電車の中で

会社からの帰り道、電車で席に座ってたら、いきなり前のおばちゃんに話しかけられた。
「あそこに目の見えない人がいるから、席を譲ってくれませんか?」
自分の座っているところからは見えなかったけど、たしかに盲導犬を連れた人がいた。そのとき座っていたのはシルバーシートだったけど、僕はシルバーシートだろうと無かろうと、席を譲るべき人には譲るべきだし、譲るべきでない人には譲るべきではないと思っているので、その人をみて譲るべきか考えて、混んでいたし犬いるし譲ったほうがよかろうと思って譲ることにした。
それはいいんだけど、そのおばちゃんは、どうもその目の見えない人とは関係のない人なんだろうけど、譲り際、僕に向かって「ありがとう」とお礼を言った。
お前にお礼を言われる筋合いは無いぞ、と思った。
同じ違和感は、以前インドネシア地震のときに募金活動をしていたおばちゃんが募金をしてくれ、と近づいてきたときに、僕はチャリティライブなんかに参加していたし、こういった個人の募金活動は信頼していないので、「別の形で協力してますから」と断った。そしたらそのおばちゃんが「ありがとうございます」といった。
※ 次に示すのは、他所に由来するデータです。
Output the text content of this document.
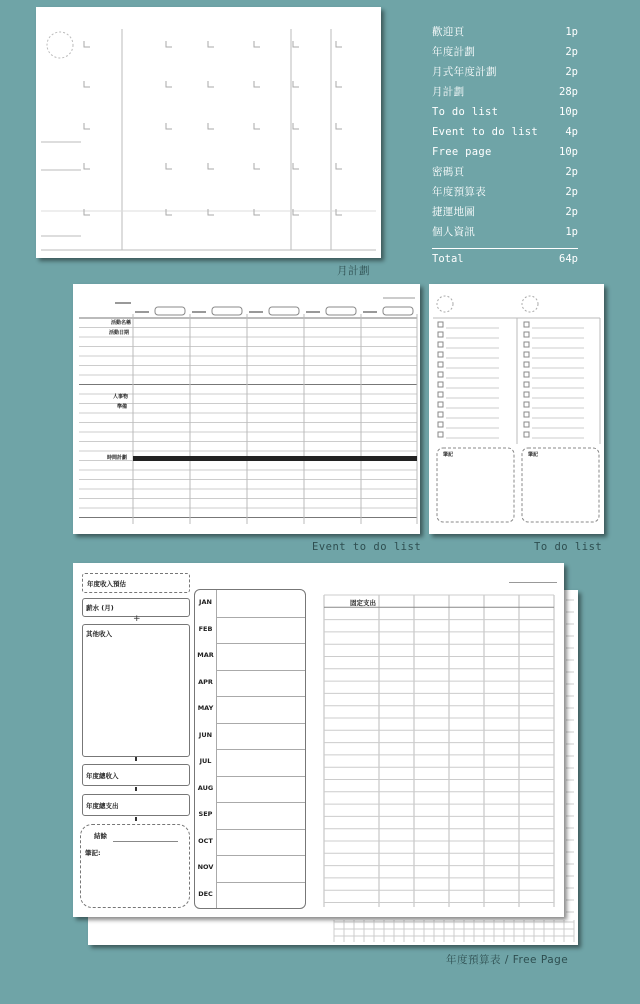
歡迎頁	1p
年度計劃	2p
月式年度計劃	2p
月計劃	28p
To do list	10p
Event to do list	4p
Free page	10p
密碼頁	2p
年度預算表	2p
捷運地圖	2p
個人資訊	1p
Total	64p
月計劃
活動名稱
活動日期
人事物
準備
時間計劃
Event to do list
筆記	筆記
To do list
年度收入預估
薪水 (月)
+
其他收入
年度總收入
年度總支出
結餘
筆記:
JAN
FEB
MAR
APR
MAY
JUN
JUL
AUG
SEP
OCT
NOV
DEC
固定支出
年度預算表 / Free Page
そのときも、お前にお礼を言われる筋合いはないと思った。
僕は、助けが必要と思われる人のためにやっているわけで、お礼を言われることで、無関係なその人にまで何かしてあげたわけではないんだよ。
そういう人たちは、お礼を言うことで、自分もいいことしているんだ、と再確認しているようで非常にキモい。偽善者っぷりが鼻につく。まあ、そもそも全ての善は自己満足のための偽善だと思っているから偽善者であることはいいんだけれど、そこまでそれを露出されるのはすごくいやな気がした。
別に席を譲ること自体はいやじゃなかったんだけど、「ありがとう」を言われたことで、席を譲ったことを心から後悔した。